Phelps reluctantly walked out and lit up a Winston. He breathed in deeply. How could he have let things get so out of control, and all for Grace Rodescu at that? He was under no illusions about her. Grace would hang him or anyone else out to dry without a second thought, if the price was right. Fore that matter, it would not have to be an astronomical sum before it qualified as “right”.

It was now dark, and Phelps felt as though someone watched his every move. It was cold, too, and as he inhaled the cold air along with the thick warm smoke of his cigarette, it hurt his lungs. He coughed harshly. He wanted to go back inside. Surely Cruiser wouldn’t deny him the time and space to have one smoke in comfort. Before he made it to the door, he realized someone moved behind him. He could feel the presence of another person. He turned, and there he was.

It was a man, judging by his size, in a dark gray burlap robe. He could make out no features through the hood, as the streetlight seemed to illuminate only the shadows of the hood that hid his features.

“Who in the hell are you?” he asked.

The man gave no answer, but Phelps could see his eyes, glowing like red-hot embers, burning into him, piercing into his consciousness, making him uncomfortably hot despite the cold night Baltimore air.

“I asked you a question-who the hell are you?”

Phelps was suddenly paralyzed, and found it impossible to turn from the burning gaze of the man. Soon, his features came into focus. Phelps realized then, as he looked upon his terrible, ungodly countenance-he somehow knew this man. He came closer to him, walking slowly and yet steadily towards him. Phelps wanted to run, but could not, as the man, with a speed that belied his seemingly ponderous size, seized him by the neck and, with an iron grip under his chin, hoisted him off the ground with one hand, as Phelps flailed helplessly in the air. At first he made several ineffectual attempts to strike back, to kick, but it was all to no avail. The man kept his eyes focused on Phelps’s own eyes, as Phelps saw his entire life flashing before him. He saw the time he was a kid in the second grade. One of the older kids, a twelve year old, caught him after school and held him up in the same manner and shook him until Phelps, in front of everyone in school, it seemed, pissed all over himself.

He saw the time his own father did the same thing to him when he came home and caught him beating his mother, and remembered how he threatened to beat him to a pulp if he ever told anyone. He saw then how later on his father gave him his first camera for his birthday, and how he used to go all over Baltimore taking pictures of street scenes. Later, he would sell pictures of dating couples at the outdoor cafes. He tried to open his first photography studio, a business venture that ended in failure and debt-until he started work as a freelance news photographer, a job that led to his first and only full time job with the Examiner.

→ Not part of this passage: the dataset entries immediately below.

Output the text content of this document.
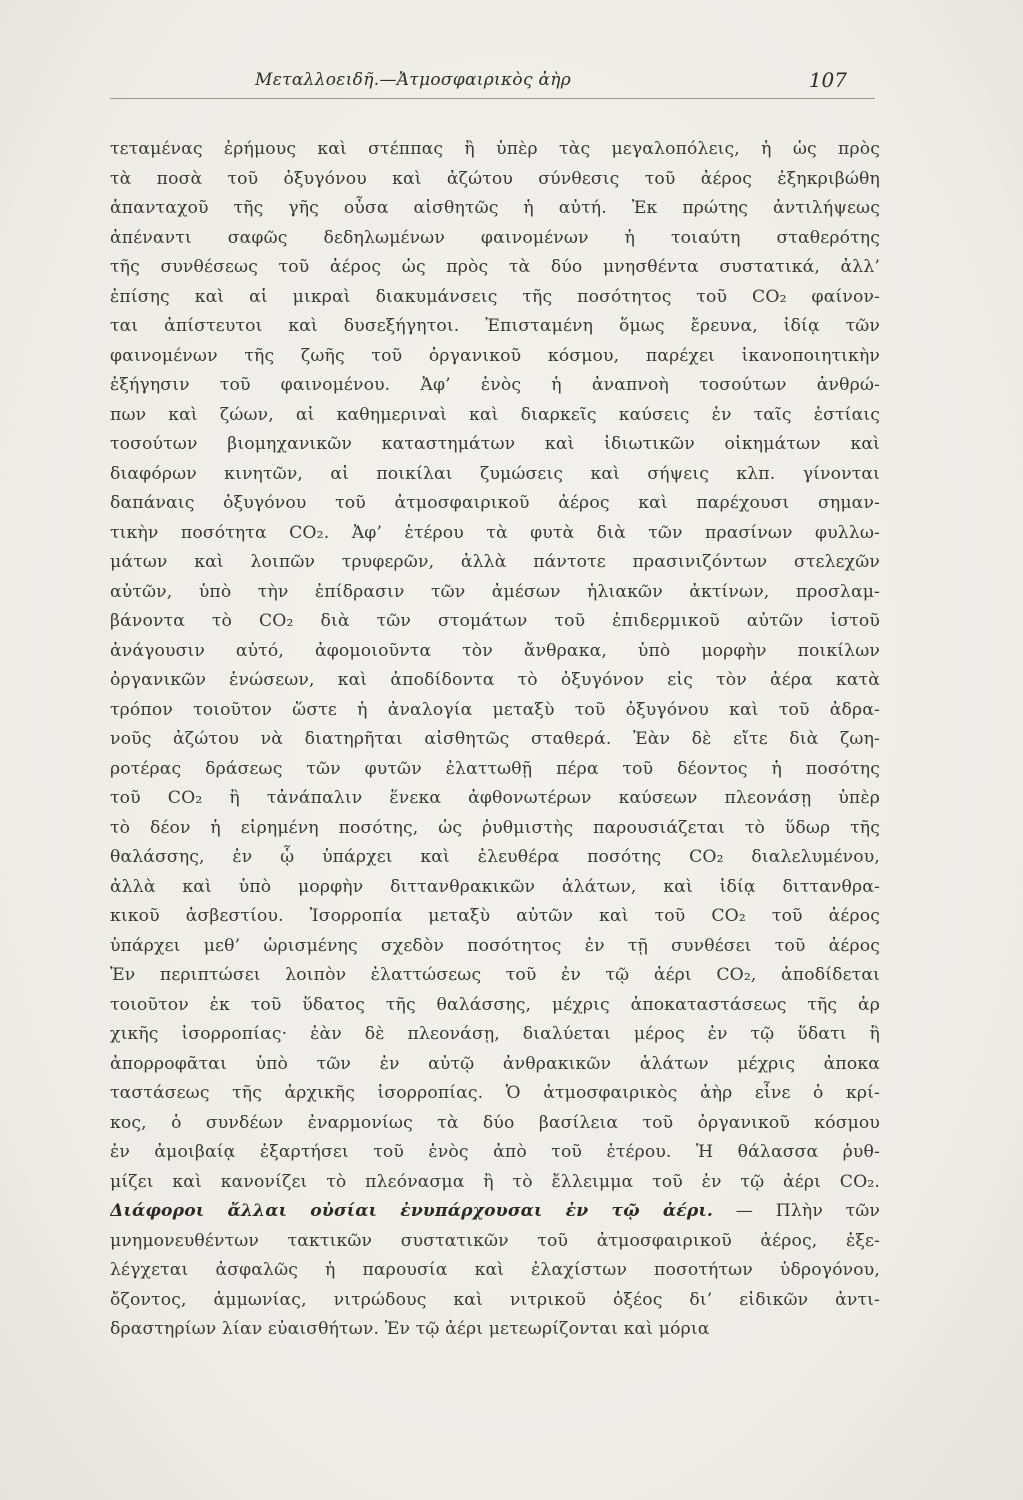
Μεταλλοειδῆ.—Ἀτμοσφαιρικὸς ἀὴρ	107
τεταμένας ἐρήμους καὶ στέππας ἢ ὑπὲρ τὰς μεγαλοπόλεις, ἡ ὡς πρὸς
τὰ ποσὰ τοῦ ὀξυγόνου καὶ ἀζώτου σύνθεσις τοῦ ἀέρος ἐξηκριβώθη
ἁπανταχοῦ τῆς γῆς οὖσα αἰσθητῶς ἡ αὐτή. Ἐκ πρώτης ἀντιλήψεως
ἀπέναντι σαφῶς δεδηλωμένων φαινομένων ἡ τοιαύτη σταθερότης
τῆς συνθέσεως τοῦ ἀέρος ὡς πρὸς τὰ δύο μνησθέντα συστατικά, ἀλλ’
ἐπίσης καὶ αἱ μικραὶ διακυμάνσεις τῆς ποσότητος τοῦ CO₂ φαίνον-
ται ἀπίστευτοι καὶ δυσεξήγητοι. Ἐπισταμένη ὅμως ἔρευνα, ἰδίᾳ τῶν
φαινομένων τῆς ζωῆς τοῦ ὀργανικοῦ κόσμου, παρέχει ἱκανοποιητικὴν
ἐξήγησιν τοῦ φαινομένου. Ἀφ’ ἑνὸς ἡ ἀναπνοὴ τοσούτων ἀνθρώ-
πων καὶ ζώων, αἱ καθημεριναὶ καὶ διαρκεῖς καύσεις ἐν ταῖς ἑστίαις
τοσούτων βιομηχανικῶν καταστημάτων καὶ ἰδιωτικῶν οἰκημάτων καὶ
διαφόρων κινητῶν, αἱ ποικίλαι ζυμώσεις καὶ σήψεις κλπ. γίνονται
δαπάναις ὀξυγόνου τοῦ ἀτμοσφαιρικοῦ ἀέρος καὶ παρέχουσι σημαν-
τικὴν ποσότητα CO₂. Ἀφ’ ἑτέρου τὰ φυτὰ διὰ τῶν πρασίνων φυλλω-
μάτων καὶ λοιπῶν τρυφερῶν, ἀλλὰ πάντοτε πρασινιζόντων στελεχῶν
αὐτῶν, ὑπὸ τὴν ἐπίδρασιν τῶν ἀμέσων ἡλιακῶν ἀκτίνων, προσλαμ-
βάνοντα τὸ CO₂ διὰ τῶν στομάτων τοῦ ἐπιδερμικοῦ αὐτῶν ἱστοῦ
ἀνάγουσιν αὐτό, ἀφομοιοῦντα τὸν ἄνθρακα, ὑπὸ μορφὴν ποικίλων
ὀργανικῶν ἑνώσεων, καὶ ἀποδίδοντα τὸ ὀξυγόνον εἰς τὸν ἀέρα κατὰ
τρόπον τοιοῦτον ὥστε ἡ ἀναλογία μεταξὺ τοῦ ὀξυγόνου καὶ τοῦ ἀδρα-
νοῦς ἀζώτου νὰ διατηρῆται αἰσθητῶς σταθερά. Ἐὰν δὲ εἴτε διὰ ζωη-
ροτέρας δράσεως τῶν φυτῶν ἐλαττωθῇ πέρα τοῦ δέοντος ἡ ποσότης
τοῦ CO₂ ἢ τἀνάπαλιν ἕνεκα ἀφθονωτέρων καύσεων πλεονάσῃ ὑπὲρ
τὸ δέον ἡ εἰρημένη ποσότης, ὡς ῥυθμιστὴς παρουσιάζεται τὸ ὕδωρ τῆς
θαλάσσης, ἐν ᾧ ὑπάρχει καὶ ἐλευθέρα ποσότης CO₂ διαλελυμένου,
ἀλλὰ καὶ ὑπὸ μορφὴν διττανθρακικῶν ἁλάτων, καὶ ἰδίᾳ διττανθρα-
κικοῦ ἀσβεστίου. Ἰσορροπία μεταξὺ αὐτῶν καὶ τοῦ CO₂ τοῦ ἀέρος
ὑπάρχει μεθ’ ὡρισμένης σχεδὸν ποσότητος ἐν τῇ συνθέσει τοῦ ἀέρος
Ἐν περιπτώσει λοιπὸν ἐλαττώσεως τοῦ ἐν τῷ ἀέρι CO₂, ἀποδίδεται
τοιοῦτον ἐκ τοῦ ὕδατος τῆς θαλάσσης, μέχρις ἀποκαταστάσεως τῆς ἀρ
χικῆς ἰσορροπίας· ἐὰν δὲ πλεονάσῃ, διαλύεται μέρος ἐν τῷ ὕδατι ἢ
ἀπορροφᾶται ὑπὸ τῶν ἐν αὐτῷ ἀνθρακικῶν ἁλάτων μέχρις ἀποκα
ταστάσεως τῆς ἀρχικῆς ἰσορροπίας. Ὁ ἀτμοσφαιρικὸς ἀὴρ εἶνε ὁ κρί-
κος, ὁ συνδέων ἐναρμονίως τὰ δύο βασίλεια τοῦ ὀργανικοῦ κόσμου
ἐν ἀμοιβαίᾳ ἐξαρτήσει τοῦ ἑνὸς ἀπὸ τοῦ ἑτέρου. Ἡ θάλασσα ῥυθ-
μίζει καὶ κανονίζει τὸ πλεόνασμα ἢ τὸ ἔλλειμμα τοῦ ἐν τῷ ἀέρι CO₂.
Διάφοροι ἄλλαι οὐσίαι ἐνυπάρχουσαι ἐν τῷ ἀέρι. — Πλὴν τῶν
μνημονευθέντων τακτικῶν συστατικῶν τοῦ ἀτμοσφαιρικοῦ ἀέρος, ἐξε-
λέγχεται ἀσφαλῶς ἡ παρουσία καὶ ἐλαχίστων ποσοτήτων ὑδρογόνου,
ὄζοντος, ἀμμωνίας, νιτρώδους καὶ νιτρικοῦ ὀξέος δι’ εἰδικῶν ἀντι-
δραστηρίων λίαν εὐαισθήτων. Ἐν τῷ ἀέρι μετεωρίζονται καὶ μόρια
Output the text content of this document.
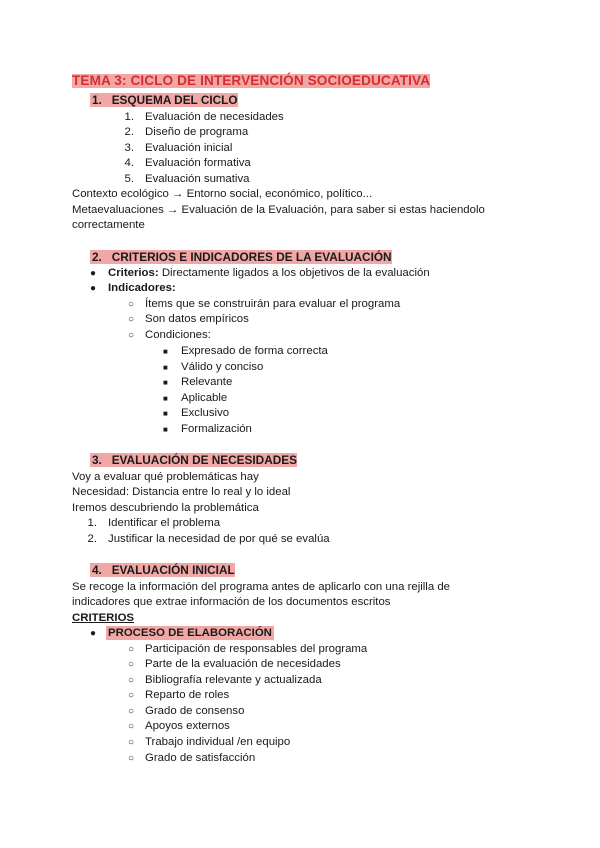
TEMA 3: CICLO DE INTERVENCIÓN SOCIOEDUCATIVA
1. ESQUEMA DEL CICLO
1. Evaluación de necesidades
2. Diseño de programa
3. Evaluación inicial
4. Evaluación formativa
5. Evaluación sumativa
Contexto ecológico → Entorno social, económico, político...
Metaevaluaciones → Evaluación de la Evaluación, para saber si estas haciendolo
correctamente
2. CRITERIOS E INDICADORES DE LA EVALUACIÓN
● Criterios: Directamente ligados a los objetivos de la evaluación
● Indicadores:
○ Ítems que se construirán para evaluar el programa
○ Son datos empíricos
○ Condiciones:
■ Expresado de forma correcta
■ Válido y conciso
■ Relevante
■ Aplicable
■ Exclusivo
■ Formalización
3. EVALUACIÓN DE NECESIDADES
Voy a evaluar qué problemáticas hay
Necesidad: Distancia entre lo real y lo ideal
Iremos descubriendo la problemática
1. Identificar el problema
2. Justificar la necesidad de por qué se evalúa
4. EVALUACIÓN INICIAL
Se recoge la información del programa antes de aplicarlo con una rejilla de
indicadores que extrae información de los documentos escritos
CRITERIOS
● PROCESO DE ELABORACIÓN
○ Participación de responsables del programa
○ Parte de la evaluación de necesidades
○ Bibliografía relevante y actualizada
○ Reparto de roles
○ Grado de consenso
○ Apoyos externos
○ Trabajo individual /en equipo
○ Grado de satisfacción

He saw all of these things, in the flash of an instant, his life in pictures, a still-life collage, distilled down to enough snapshots to fill a shoebox, but otherwise, a life of little substance.

Now, he was helpless, and limp as a dishcloth, until he found himself laid out on the sidewalk, barely conscious. He wondered now-who am I? He looked around and saw no one. He vaguely remembered a man in a gray robe and hood. Where did he go? Had he seen him at all? Why could he not remember where he was? Why could he not remember who he was?

“Your name is Phelps, right?”

He looked around to see the large black man reaching toward him with his tattoo-marked wrist, while looking at him earnestly. Of course, he was right. His name was Phelps.

“Yeah,” he replied. “That’s me. Do I know you?”

The man shook his head in the affirmative.

“Come on, man,” he said. “I’ve been sent to take you home. You’ve had a hard night. You’ll be alright after a little rest.”

The man motioned toward the open door of the vehicle. Phelps rose, but he was shaky and weak, so the man helped steady him. He helped him to the Land Rover. Phelps got in and, after the man closed the door, he got behind the wheel and drove away.